O planach uruchomienia świateł magistrat poinformował mniej więcej w połowie października. Instalacja masztu ze światłami ma być odpowiedzią na uwagi i apele mieszkańców, jak i reakcją na częste wypadki z udziałem pieszych i bliskie sąsiedztwo dwóch szkół (z tą opinią zgadzają się również mieszkańcy, których spytaliśmy o to w sondzie).
Za realizację zadania odpowiedzialna jest firma F.H.U. Macuga z Sieradza. Podwykonawcę wyłoniono, rzecz jasna, w przetargu. - Termin zakończenia prac to 20 grudnia. Z informacji, uzyskanych od wykonawcy wiem, że materiały niezbędne do realizacji, w tym maszty nad jezdnią, mają pojawić się około 15 grudnia.
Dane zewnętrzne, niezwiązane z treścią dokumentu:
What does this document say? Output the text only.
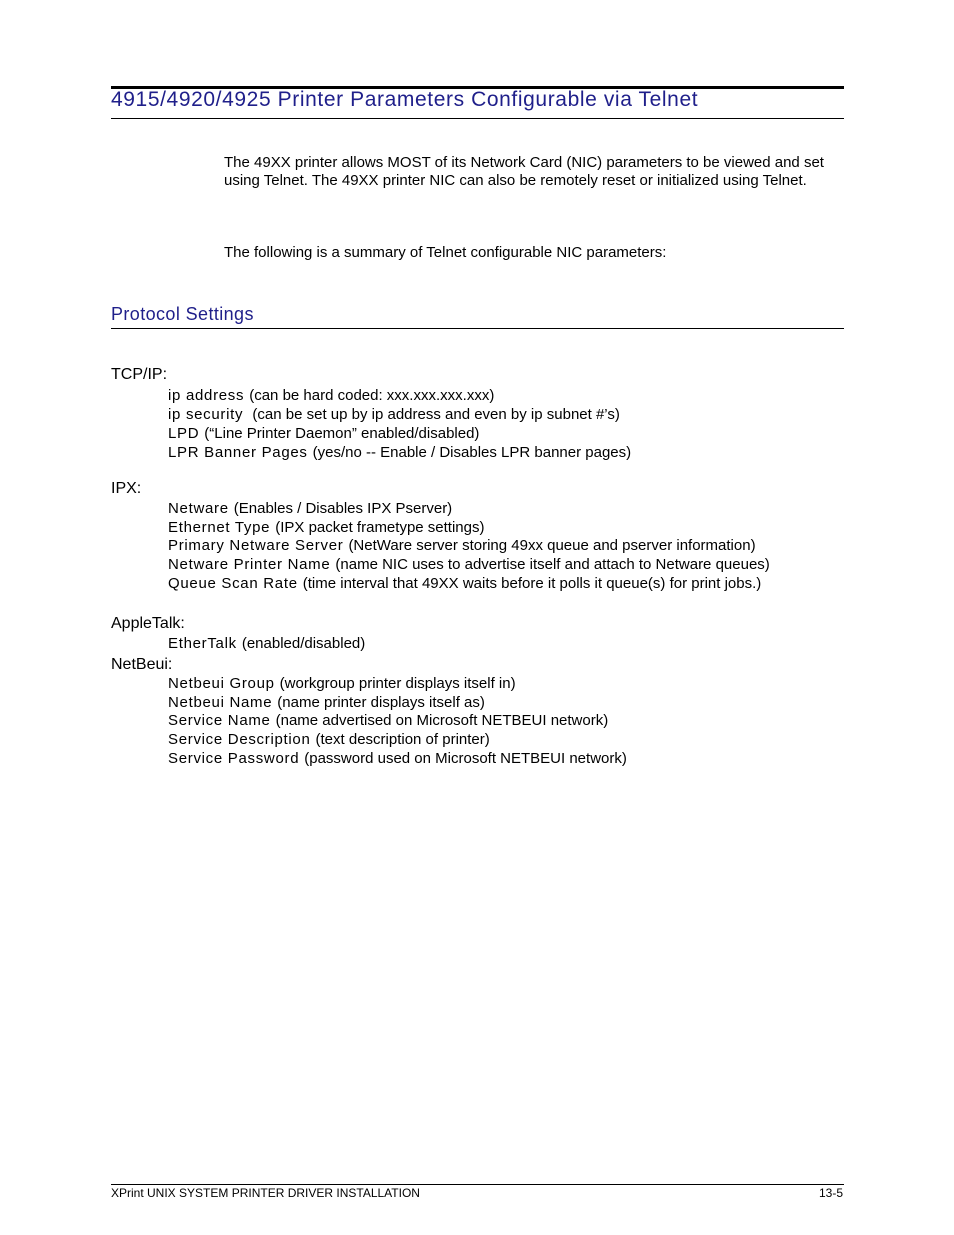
4915/4920/4925 Printer Parameters Configurable via Telnet
The 49XX printer allows MOST of its Network Card (NIC) parameters to be viewed and set using Telnet. The 49XX printer NIC can also be remotely reset or initialized using Telnet.
The following is a summary of Telnet configurable NIC parameters:
Protocol Settings
TCP/IP:
ip address (can be hard coded: xxx.xxx.xxx.xxx)
ip security (can be set up by ip address and even by ip subnet #’s)
LPD (“Line Printer Daemon” enabled/disabled)
LPR Banner Pages (yes/no -- Enable / Disables LPR banner pages)
IPX:
Netware (Enables / Disables IPX Pserver)
Ethernet Type (IPX packet frametype settings)
Primary Netware Server (NetWare server storing 49xx queue and pserver information)
Netware Printer Name (name NIC uses to advertise itself and attach to Netware queues)
Queue Scan Rate (time interval that 49XX waits before it polls it queue(s) for print jobs.)
AppleTalk:
EtherTalk (enabled/disabled)
NetBeui:
Netbeui Group (workgroup printer displays itself in)
Netbeui Name (name printer displays itself as)
Service Name (name advertised on Microsoft NETBEUI network)
Service Description (text description of printer)
Service Password (password used on Microsoft NETBEUI network)
XPrint UNIX SYSTEM PRINTER DRIVER INSTALLATION	13-5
Wykonawca deklaruje, że w tym terminie się wyrobi. Pozostaje później tylko załatwienie formalności z zakładem energetycznym - tłumaczy Ryszard Żak z piotrkowskiego ZDiUM-u.
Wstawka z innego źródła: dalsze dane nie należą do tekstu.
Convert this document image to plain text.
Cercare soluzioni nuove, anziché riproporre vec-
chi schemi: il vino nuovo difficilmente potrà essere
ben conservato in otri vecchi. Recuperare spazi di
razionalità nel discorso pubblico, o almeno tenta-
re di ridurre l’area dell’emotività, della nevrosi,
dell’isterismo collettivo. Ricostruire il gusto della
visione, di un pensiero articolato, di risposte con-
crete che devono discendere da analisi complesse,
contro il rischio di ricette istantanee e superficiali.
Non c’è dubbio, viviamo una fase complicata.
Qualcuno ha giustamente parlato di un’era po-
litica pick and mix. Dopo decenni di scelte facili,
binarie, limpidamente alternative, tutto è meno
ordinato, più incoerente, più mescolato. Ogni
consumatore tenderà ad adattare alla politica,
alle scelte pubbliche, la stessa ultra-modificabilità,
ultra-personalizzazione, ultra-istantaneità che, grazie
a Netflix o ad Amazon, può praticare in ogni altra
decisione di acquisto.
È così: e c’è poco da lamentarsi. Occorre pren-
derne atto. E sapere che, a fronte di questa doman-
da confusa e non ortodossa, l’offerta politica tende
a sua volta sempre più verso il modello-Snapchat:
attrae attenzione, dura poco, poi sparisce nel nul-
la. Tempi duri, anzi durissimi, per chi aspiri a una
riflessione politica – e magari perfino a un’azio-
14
Instalacja przy przejściu dla pieszych ma stanowić tzw. sygnalizację wzbudzaną, czyli uruchamianą specjalnym przyciskiem. Jeśli pieszy go nie wciśnie, zielone światło na przejście się nie włączy. Tego typu mechanizm funkcjonuje przy wielu innych przejściach w Piotrkowie (np. przy Armii Krajowej/Słowackiego).